Before I go any further I would like to say that this is not yoga specific, it doesn’t have to be a rant about why I no longer practice mysore style ashtanga. You could be a runner, a weightlifter or a sitting in a chair specialist, for me it was about yoga, but it doesn’t have to be. I see just as many injuries in the gym as I see on the yoga mat. How do we know when we are stuck? Are you having pain in your joints that doesn’t seem to be getting better? Do you identify with your method of practice as if it is part of you, and if you were to make a change that would somehow make you a different person? Do you question your practice and your teachers? Do your teachers empower you to question them? There are no right or wrong questions, just things to think about.
Do something that feels different and know that if you don’t enjoy it that ok, but if you do enjoy it notice that. Know that its alright for yogis to go to the gym, or spinning, or the swimming pool and it doesn’t make a dent in your spiritual practice. Know that you are still a great yogi even if you do your practice 3 times a week, rather than 6 times a week. You are still practicing yoga if you hike once a week or do crossfit. This part took me a little bit of time to negotiate within myself.
See a different type of professional. This was something I used to hate, because I knew if I went to a physiotherapist they would tell me I couldn’t do what I wanted to do, and I couldn’t manage myself if I had to face the fact that my practice actually wasn’t promoting me to heal. There are different types of therapists that can be hugely beneficial, ranging from physio to chiropractic, psychotherapy or an SE practitioner and the list goes on. Talk to someone different, and notice if you are able to take in a second opinion.
Embrace education. Sign up to take a class, workshop or course outside of your usual scope of learning. That means your actually have to learn something about your body, your vessel that carries you through life. For me this meant signing up for a weekend seminar on movement, after that I never looked back. There are endless options especially if you live in a big city. AND IT DOESN’T HAVE TO MEAN GOING TO THE GYM! You don’t have to be throwing weights around to learn something cool about the body.

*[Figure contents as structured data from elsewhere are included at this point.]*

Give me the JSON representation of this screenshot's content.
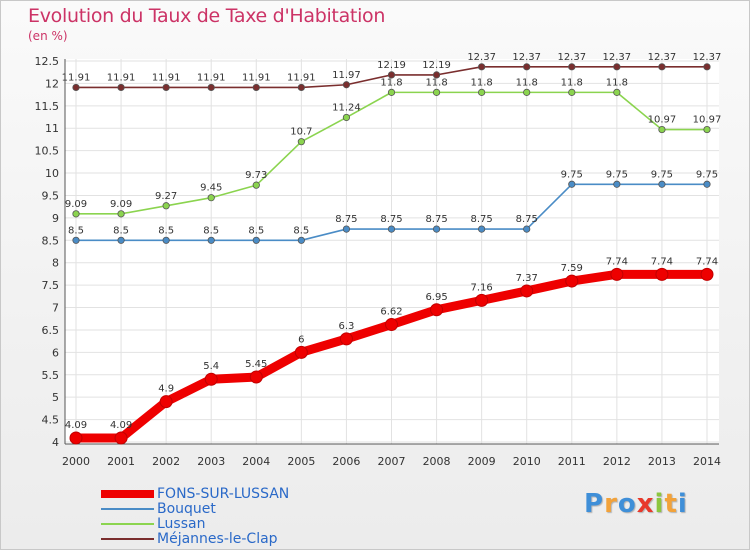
{
  "title": "Evolution du Taux de Taxe d'Habitation",
  "unit_label": "(en %)",
  "logo": {
    "text": "Proxiti",
    "letters": [
      "P",
      "r",
      "o",
      "x",
      "i",
      "t",
      "i"
    ],
    "colors": [
      "#3f8fd8",
      "#f2a23a",
      "#3f8fd8",
      "#e8392b",
      "#8cc63f",
      "#f2a23a",
      "#3f8fd8"
    ]
  },
  "chart_data": {
    "type": "line",
    "title": "Evolution du Taux de Taxe d'Habitation",
    "xlabel": "",
    "ylabel": "(en %)",
    "ylim": [
      4,
      12.5
    ],
    "y_ticks": [
      "4",
      "4.5",
      "5",
      "5.5",
      "6",
      "6.5",
      "7",
      "7.5",
      "8",
      "8.5",
      "9",
      "9.5",
      "10",
      "10.5",
      "11",
      "11.5",
      "12",
      "12.5"
    ],
    "x": [
      "2000",
      "2001",
      "2002",
      "2003",
      "2004",
      "2005",
      "2006",
      "2007",
      "2008",
      "2009",
      "2010",
      "2011",
      "2012",
      "2013",
      "2014"
    ],
    "grid": true,
    "series": [
      {
        "name": "FONS-SUR-LUSSAN",
        "color": "#ee0000",
        "emphasis": "thick",
        "values": [
          4.09,
          4.09,
          4.9,
          5.4,
          5.45,
          6,
          6.3,
          6.62,
          6.95,
          7.16,
          7.37,
          7.59,
          7.74,
          7.74,
          7.74
        ],
        "labels": [
          "4.09",
          "4.09",
          "4.9",
          "5.4",
          "5.45",
          "6",
          "6.3",
          "6.62",
          "6.95",
          "7.16",
          "7.37",
          "7.59",
          "7.74",
          "7.74",
          "7.74"
        ]
      },
      {
        "name": "Bouquet",
        "color": "#4a8cc6",
        "emphasis": "normal",
        "values": [
          8.5,
          8.5,
          8.5,
          8.5,
          8.5,
          8.5,
          8.75,
          8.75,
          8.75,
          8.75,
          8.75,
          9.75,
          9.75,
          9.75,
          9.75
        ],
        "labels": [
          "8.5",
          "8.5",
          "8.5",
          "8.5",
          "8.5",
          "8.5",
          "8.75",
          "8.75",
          "8.75",
          "8.75",
          "8.75",
          "9.75",
          "9.75",
          "9.75",
          "9.75"
        ]
      },
      {
        "name": "Lussan",
        "color": "#8bd44f",
        "emphasis": "normal",
        "values": [
          9.09,
          9.09,
          9.27,
          9.45,
          9.73,
          10.7,
          11.24,
          11.8,
          11.8,
          11.8,
          11.8,
          11.8,
          11.8,
          10.97,
          10.97
        ],
        "labels": [
          "9.09",
          "9.09",
          "9.27",
          "9.45",
          "9.73",
          "10.7",
          "11.24",
          "11.8",
          "11.8",
          "11.8",
          "11.8",
          "11.8",
          "11.8",
          "10.97",
          "10.97"
        ]
      },
      {
        "name": "Méjannes-le-Clap",
        "color": "#7a2e2e",
        "emphasis": "normal",
        "values": [
          11.91,
          11.91,
          11.91,
          11.91,
          11.91,
          11.91,
          11.97,
          12.19,
          12.19,
          12.37,
          12.37,
          12.37,
          12.37,
          12.37,
          12.37
        ],
        "labels": [
          "11.91",
          "11.91",
          "11.91",
          "11.91",
          "11.91",
          "11.91",
          "11.97",
          "12.19",
          "12.19",
          "12.37",
          "12.37",
          "12.37",
          "12.37",
          "12.37",
          "12.37"
        ]
      }
    ]
  }
}
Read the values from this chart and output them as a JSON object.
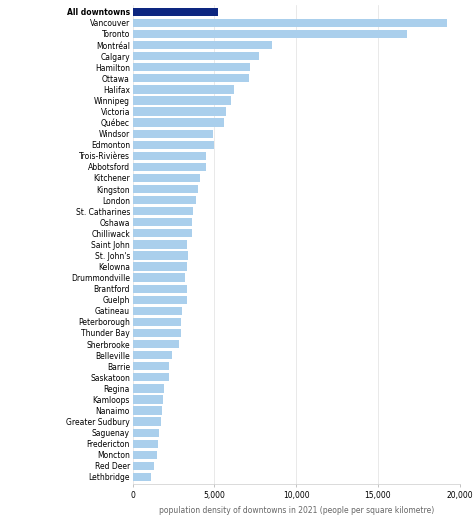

Once you have taken five different classes, seen two different practitioners and taken a course or two your world will have shifted so preparing for that is key. When my world shifted I made some new friends, I began to eat differently and it wasn’t always an easy switch. I had the support I needed to reorient myself in the world, in my job and in my community. Six years later I am a new person, my brain is different, my awareness of myself and the moving parts around me will never be the same. Six years later it seems so simple, but every day there is a bit of work.